Such an institution the South of to-day sorely needs. She
has religion, earnest, bigoted:--religion that on both sides the
Veil often omits the sixth, seventh, and eighth commandments,
but substitutes a dozen supplementary ones. She has,
as Atlanta shows, growing thrift and love of toil; but she
lacks that broad knowledge of what the world knows and
knew of human living and doing, which she may apply to the
thousand problems of real life to-day confronting her. The
need of the South is knowledge and culture,--not in dainty
limited quantity, as before the war, but in broad busy abundance
in the world of work; and until she has this, not all the
Apples of Hesperides, be they golden and bejewelled, can
save her from the curse of the Boeotian lovers.
The Wings of Atalanta are the coming universities of the
South.

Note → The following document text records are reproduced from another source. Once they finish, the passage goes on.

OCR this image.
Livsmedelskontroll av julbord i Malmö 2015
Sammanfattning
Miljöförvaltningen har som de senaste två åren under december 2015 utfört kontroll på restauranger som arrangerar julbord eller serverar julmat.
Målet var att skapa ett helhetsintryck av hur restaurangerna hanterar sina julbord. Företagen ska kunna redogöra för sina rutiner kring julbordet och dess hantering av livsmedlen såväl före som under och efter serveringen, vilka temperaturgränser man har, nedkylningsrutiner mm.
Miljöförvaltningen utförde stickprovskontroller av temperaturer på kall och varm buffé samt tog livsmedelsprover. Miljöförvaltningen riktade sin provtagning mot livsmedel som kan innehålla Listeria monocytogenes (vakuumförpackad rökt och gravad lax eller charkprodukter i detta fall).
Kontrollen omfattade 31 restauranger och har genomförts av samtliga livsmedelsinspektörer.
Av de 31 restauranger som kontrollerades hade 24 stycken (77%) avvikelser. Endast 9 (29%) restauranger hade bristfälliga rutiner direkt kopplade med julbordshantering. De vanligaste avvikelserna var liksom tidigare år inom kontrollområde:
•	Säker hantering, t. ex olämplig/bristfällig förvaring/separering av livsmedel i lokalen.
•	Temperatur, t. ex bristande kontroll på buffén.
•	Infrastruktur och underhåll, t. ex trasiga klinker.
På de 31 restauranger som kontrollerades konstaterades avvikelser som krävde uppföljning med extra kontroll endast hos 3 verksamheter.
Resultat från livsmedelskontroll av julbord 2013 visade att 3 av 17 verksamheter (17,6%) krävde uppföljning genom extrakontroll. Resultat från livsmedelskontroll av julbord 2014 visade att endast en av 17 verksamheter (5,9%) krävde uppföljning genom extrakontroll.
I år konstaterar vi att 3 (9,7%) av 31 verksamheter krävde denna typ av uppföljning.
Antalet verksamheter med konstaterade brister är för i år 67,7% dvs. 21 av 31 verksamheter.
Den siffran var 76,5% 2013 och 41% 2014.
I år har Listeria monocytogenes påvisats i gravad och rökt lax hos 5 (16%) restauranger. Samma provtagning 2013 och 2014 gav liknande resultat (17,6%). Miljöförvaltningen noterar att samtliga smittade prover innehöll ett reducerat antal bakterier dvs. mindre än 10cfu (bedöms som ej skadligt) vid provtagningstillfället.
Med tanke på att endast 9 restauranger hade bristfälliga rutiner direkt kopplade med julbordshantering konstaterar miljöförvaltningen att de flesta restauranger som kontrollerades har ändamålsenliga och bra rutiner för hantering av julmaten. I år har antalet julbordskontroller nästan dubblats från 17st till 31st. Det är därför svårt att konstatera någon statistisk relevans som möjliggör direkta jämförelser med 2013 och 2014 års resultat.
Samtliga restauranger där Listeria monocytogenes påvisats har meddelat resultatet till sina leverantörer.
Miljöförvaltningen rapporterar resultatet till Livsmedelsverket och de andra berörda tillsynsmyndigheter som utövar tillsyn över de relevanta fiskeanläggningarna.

They alone can bear the maiden past the temptation of
golden fruit. They will not guide her flying feet away from
the cotton and gold; for--ah, thoughtful Hippomenes!--do
not the apples lie in the very Way of Life? But they will
guide her over and beyond them, and leave her kneeling in
the Sanctuary of Truth and Freedom and broad Humanity,
virgin and undefiled. Sadly did the Old South err in human
education, despising the education of the masses, and nig-gardly
in the support of colleges. Her ancient university
foundations dwindled and withered under the foul breath of
slavery; and even since the war they have fought a failing
fight for life in the tainted air of social unrest and commercial
selfishness, stunted by the death of criticism, and starving for
lack of broadly cultured men. And if this is the white South's
need and danger, how much heavier the danger and need of
the freedmen's sons! how pressing here the need of broad
ideals and true culture, the conservation of soul from sordid
aims and petty passions! Let us build the Southern university--
William and Mary, Trinity, Georgia, Texas, Tulane, Vanderbilt,
and the others--fit to live; let us build, too, the Negro
universities:--Fisk, whose foundation was ever broad; Howard,
at the heart of the Nation; Atlanta at Atlanta, whose ideal
of scholarship has been held above the temptation of numbers.
Why not here, and perhaps elsewhere, plant deeply and for
all time centres of learning and living, colleges that yearly
would send into the life of the South a few white men and a
few black men of broad culture, catholic tolerance, and trained
ability, joining their hands to other hands, and giving to this
squabble of the Races a decent and dignified peace?